The reason your car heats up much hotter than your house is because of all those windows. Cars have a much higher percentage of glass than an average building, of which only a few look at the sun at a time. Cars are more like greenhouses, which are specifically designed to absorb and retain heat. Yes, the same greenhouse effect that traps heat in the atmosphere and keeps our planet at a comfortable temperature for us to live in is also responsible for baking your car on warm days. Not only does your car's windshield provide you with an expansive, unobstructed view while you're on the road, but it also allows sunlight to enter your car's interior without any hindrance.
Just like shortwave radiation from the sun passes through car windows, these windows only heat up a little, but darker colored objects that hit the sun's rays (such as the dashboard, steering wheel, and seats) heat up immensely due to their lower albedo. These heated objects, in turn, heat the surrounding air by convection and conduction. Car interiors create a greenhouse effect. The sun shining inside, through 360 degrees of glass, is quickly absorbed by the dashboard, seats and anything else in the car. And the same glass that allowed heat to enter the car, does not allow it to get out of the car, creating a greenhouse effect.
There are many areas in your vehicle's cooling system that could lead to a leak, so this is the most common cause of engine overheating. When a leak occurs, coolant cannot flow to critical parts of the engine, causing heat to build up without being released by the radiator. The greenhouse effect is also the reason why a car or truck feels like an oven on a hot day. Heat from the sun enters a vehicle through windows and is trapped inside, increasing the temperature. On days when it is unbearably hot and there are no clouds in the sky, finding relief from the heat with a little shade when parking will make your car much more comfortable to return to. There are more expensive, but much nicer windshield sunshades that can help keep your parked car cool.
For even greater cooling action, use the foil type, as they actually reflect the sun's heat through the glass and away from the car. Follow these simple tips and you can keep your parked car cooler and more comfortable to drive. If you let your car overheat several times, you can damage the gaskets, engine block, and other critical engine components. Using one of these car cooling methods or, better yet, a combination of them will keep a parked car cooler. Your vehicle goes through a lot every day and picks up dirt, debris, road sediment, and other similar foreign materials.

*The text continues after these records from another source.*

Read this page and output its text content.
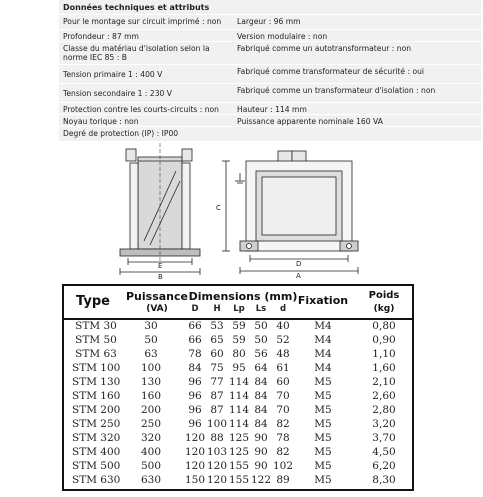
Données techniques et attributs
Pour le montage sur circuit imprimé : non	Largeur : 96 mm
Profondeur : 87 mm	Version modulaire : non
Classe du matériau d'isolation selon la norme IEC 85 : B
Fabriqué comme un autotransformateur : non
Tension primaire 1 : 400 V	Fabriqué comme transformateur de sécurité : oui
Tension secondaire 1 : 230 V	Fabriqué comme un transformateur d'isolation : non
Protection contre les courts-circuits : non	Hauteur : 114 mm
Noyau torique : non	Puissance apparente nominale 160 VA
Degré de protection (IP) : IP00
E
B
C
D
A
Type Puissance
(VA)
Dimensions (mm) Fixation Poids
(kg)
D	H	Lp	Ls	d
STM 30	30	66 53 59 50 40	M4	0,80
STM 50	50	66 65 59 50 52	M4	0,90
STM 63	63	78 60 80 56 48	M4	1,10
STM 100	100	84 75 95 64 61	M4	1,60
STM 130	130	96 77 114 84 60	M5	2,10
STM 160	160	96 87 114 84 70	M5	2,60
STM 200	200	96 87 114 84 70	M5	2,80
STM 250	250	96 100 114 84 82	M5	3,20
STM 320	320	120 88 125 90 78	M5	3,70
STM 400	400	120 103 125 90 82	M5	4,50
STM 500	500	120 120 155 90 102	M5	6,20
STM 630	630	150 120 155 122 89	M5	8,30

Unfortunately, it's a reality that neglectful parents leave their children alone in a hot car with sometimes fatal results. A Stanford University study found that on a sunny day with temperatures ranging from 22°C to 35°C (72°F to 96°F), the temperature averaged 40°F higher (8°C) inside cars that had tested outside. Simply parking in your home garage is an obvious solution to keeping your car cool, but it's something that many homeowners can't do. But if they still don't cool to your satisfaction, there are other ways to remove heat from a parked car faster. If you don't mind getting strange looks from passers-by, a simple method is to ventilate your car door to expel heat.
If that's not an option, parking under a few trees on the edge of a parking lot or in the shade of a building can keep your car cooler and will be worth walking more than is required.